Il y a quelque chose dont nous devons prendre conscience. Nous ne nous adapterons jamais parfaitement aux manies, aux obsessions ou aux inquiétudes des personnes hypersensibles. Si nous sommes obsédé-e-s par les « ne t’énerve pas », au point de contrôler le moindre détail pour que l’autre n’explose pas, alors nous perdrons tout.

  • Il faut faire comprendre à la personne hypersensible que quiconque vit éternellement offensé n’obtient que le bonheur et la distance des siens.
  • Avant d’émettre un jugement ou de donner une opinion, il faut y penser. Nous sommes fatigué-e-s d’être leur bâton, de porter leurs fautes, d’être cet épouvantail qui effraie les oiseaux en bougeant la tête, dans le but que tout soit calme.
  • Nous devons être capable de renforcer leur estime d’elles-mêmes mais à la fois, qu’elles valorisent la nôtre. La peau des personnes hypersensibles peut être très fine, mais la nôtre est déjà chargée de trop de blessures.
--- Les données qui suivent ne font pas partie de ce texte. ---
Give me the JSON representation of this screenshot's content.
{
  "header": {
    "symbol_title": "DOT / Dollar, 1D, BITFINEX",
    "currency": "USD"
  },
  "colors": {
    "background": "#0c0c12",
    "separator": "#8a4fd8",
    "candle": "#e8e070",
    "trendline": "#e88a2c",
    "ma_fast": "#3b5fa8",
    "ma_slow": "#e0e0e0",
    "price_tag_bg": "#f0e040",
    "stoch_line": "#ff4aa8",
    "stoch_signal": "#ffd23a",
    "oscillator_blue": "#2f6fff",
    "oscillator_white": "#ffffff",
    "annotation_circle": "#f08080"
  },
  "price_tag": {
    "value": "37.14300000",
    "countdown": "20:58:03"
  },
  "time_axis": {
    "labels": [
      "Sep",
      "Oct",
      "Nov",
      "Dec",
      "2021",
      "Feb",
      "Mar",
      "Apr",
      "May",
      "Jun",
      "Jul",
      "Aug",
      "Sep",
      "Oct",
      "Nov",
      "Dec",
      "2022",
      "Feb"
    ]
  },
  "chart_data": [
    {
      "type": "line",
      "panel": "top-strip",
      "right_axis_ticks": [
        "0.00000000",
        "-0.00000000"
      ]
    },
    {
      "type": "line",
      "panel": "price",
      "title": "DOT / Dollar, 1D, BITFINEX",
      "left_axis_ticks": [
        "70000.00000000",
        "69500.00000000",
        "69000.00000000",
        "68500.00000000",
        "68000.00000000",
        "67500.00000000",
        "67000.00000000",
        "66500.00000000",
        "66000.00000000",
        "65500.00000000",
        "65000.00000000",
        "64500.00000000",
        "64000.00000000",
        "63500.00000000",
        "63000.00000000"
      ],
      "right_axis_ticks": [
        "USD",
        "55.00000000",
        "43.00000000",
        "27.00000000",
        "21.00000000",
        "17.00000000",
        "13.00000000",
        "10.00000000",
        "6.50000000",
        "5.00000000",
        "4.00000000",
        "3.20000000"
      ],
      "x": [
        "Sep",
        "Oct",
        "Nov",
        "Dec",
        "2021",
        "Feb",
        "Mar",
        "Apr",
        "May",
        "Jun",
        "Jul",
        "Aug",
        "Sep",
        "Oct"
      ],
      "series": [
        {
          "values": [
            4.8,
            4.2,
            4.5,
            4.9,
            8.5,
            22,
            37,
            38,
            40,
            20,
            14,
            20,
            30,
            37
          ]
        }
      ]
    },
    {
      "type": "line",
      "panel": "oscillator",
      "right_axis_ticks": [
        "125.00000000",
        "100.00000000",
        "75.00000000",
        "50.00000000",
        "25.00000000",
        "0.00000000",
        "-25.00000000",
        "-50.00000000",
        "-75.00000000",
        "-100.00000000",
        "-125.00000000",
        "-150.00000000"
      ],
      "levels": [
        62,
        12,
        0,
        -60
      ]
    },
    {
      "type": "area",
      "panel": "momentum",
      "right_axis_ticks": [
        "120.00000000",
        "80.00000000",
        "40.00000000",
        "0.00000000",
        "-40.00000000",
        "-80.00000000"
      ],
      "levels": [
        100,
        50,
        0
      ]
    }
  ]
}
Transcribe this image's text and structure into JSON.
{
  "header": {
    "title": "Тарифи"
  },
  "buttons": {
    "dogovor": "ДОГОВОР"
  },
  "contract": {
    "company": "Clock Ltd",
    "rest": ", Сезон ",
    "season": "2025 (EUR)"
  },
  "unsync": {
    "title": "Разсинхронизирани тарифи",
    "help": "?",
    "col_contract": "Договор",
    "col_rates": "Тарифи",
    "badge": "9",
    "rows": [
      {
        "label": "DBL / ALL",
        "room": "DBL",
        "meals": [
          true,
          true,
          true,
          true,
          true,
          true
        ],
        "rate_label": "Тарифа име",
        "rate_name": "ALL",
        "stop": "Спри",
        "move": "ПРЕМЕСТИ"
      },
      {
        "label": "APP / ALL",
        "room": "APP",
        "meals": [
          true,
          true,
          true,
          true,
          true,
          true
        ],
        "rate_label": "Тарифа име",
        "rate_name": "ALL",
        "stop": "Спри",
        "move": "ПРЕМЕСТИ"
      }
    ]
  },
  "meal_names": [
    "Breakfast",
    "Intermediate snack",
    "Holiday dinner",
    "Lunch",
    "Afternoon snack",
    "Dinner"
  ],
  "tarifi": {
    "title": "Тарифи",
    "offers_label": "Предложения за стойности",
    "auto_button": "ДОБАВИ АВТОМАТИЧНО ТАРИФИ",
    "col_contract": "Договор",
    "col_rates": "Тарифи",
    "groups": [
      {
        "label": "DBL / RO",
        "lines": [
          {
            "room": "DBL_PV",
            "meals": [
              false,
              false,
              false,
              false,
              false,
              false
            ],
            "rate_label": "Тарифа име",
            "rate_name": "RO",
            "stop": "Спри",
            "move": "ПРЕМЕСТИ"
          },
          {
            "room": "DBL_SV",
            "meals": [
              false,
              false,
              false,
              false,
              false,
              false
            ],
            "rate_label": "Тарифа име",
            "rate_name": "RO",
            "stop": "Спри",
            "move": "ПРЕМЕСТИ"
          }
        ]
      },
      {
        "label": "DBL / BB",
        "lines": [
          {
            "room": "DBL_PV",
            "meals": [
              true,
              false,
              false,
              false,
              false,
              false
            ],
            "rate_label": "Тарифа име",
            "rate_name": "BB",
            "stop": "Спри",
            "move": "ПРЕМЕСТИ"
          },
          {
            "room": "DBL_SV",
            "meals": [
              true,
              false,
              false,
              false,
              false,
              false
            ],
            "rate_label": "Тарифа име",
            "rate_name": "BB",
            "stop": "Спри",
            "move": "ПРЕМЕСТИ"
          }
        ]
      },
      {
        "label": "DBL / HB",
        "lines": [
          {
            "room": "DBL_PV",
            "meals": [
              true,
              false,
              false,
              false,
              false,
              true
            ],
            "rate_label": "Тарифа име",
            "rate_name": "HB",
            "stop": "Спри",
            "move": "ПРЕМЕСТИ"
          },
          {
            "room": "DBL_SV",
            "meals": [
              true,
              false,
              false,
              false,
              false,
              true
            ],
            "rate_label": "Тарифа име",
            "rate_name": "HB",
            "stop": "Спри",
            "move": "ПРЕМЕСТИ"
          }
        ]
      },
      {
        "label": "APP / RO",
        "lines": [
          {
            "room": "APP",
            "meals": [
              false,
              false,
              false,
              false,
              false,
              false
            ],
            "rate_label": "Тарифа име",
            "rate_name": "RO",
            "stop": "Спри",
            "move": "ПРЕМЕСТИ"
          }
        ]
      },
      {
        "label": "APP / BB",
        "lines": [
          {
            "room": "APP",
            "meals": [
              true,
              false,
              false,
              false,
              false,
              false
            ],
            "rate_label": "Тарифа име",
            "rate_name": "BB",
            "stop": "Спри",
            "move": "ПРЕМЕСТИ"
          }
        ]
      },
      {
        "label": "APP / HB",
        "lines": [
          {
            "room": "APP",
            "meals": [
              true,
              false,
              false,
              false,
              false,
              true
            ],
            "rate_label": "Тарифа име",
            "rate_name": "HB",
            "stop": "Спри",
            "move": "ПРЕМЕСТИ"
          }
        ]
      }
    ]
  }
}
Nous demandons avant tout reconnaissance et respect. Car au final, nous sommes épuisé-e-s de marcher sur ces champs de mines où au moindre pas, se trouve colère et reproches. Personne ne peut passer ses journées dans cet état d’alarme continu, de stress interminable.

La vie est trop courte pour être vécue dans la peur.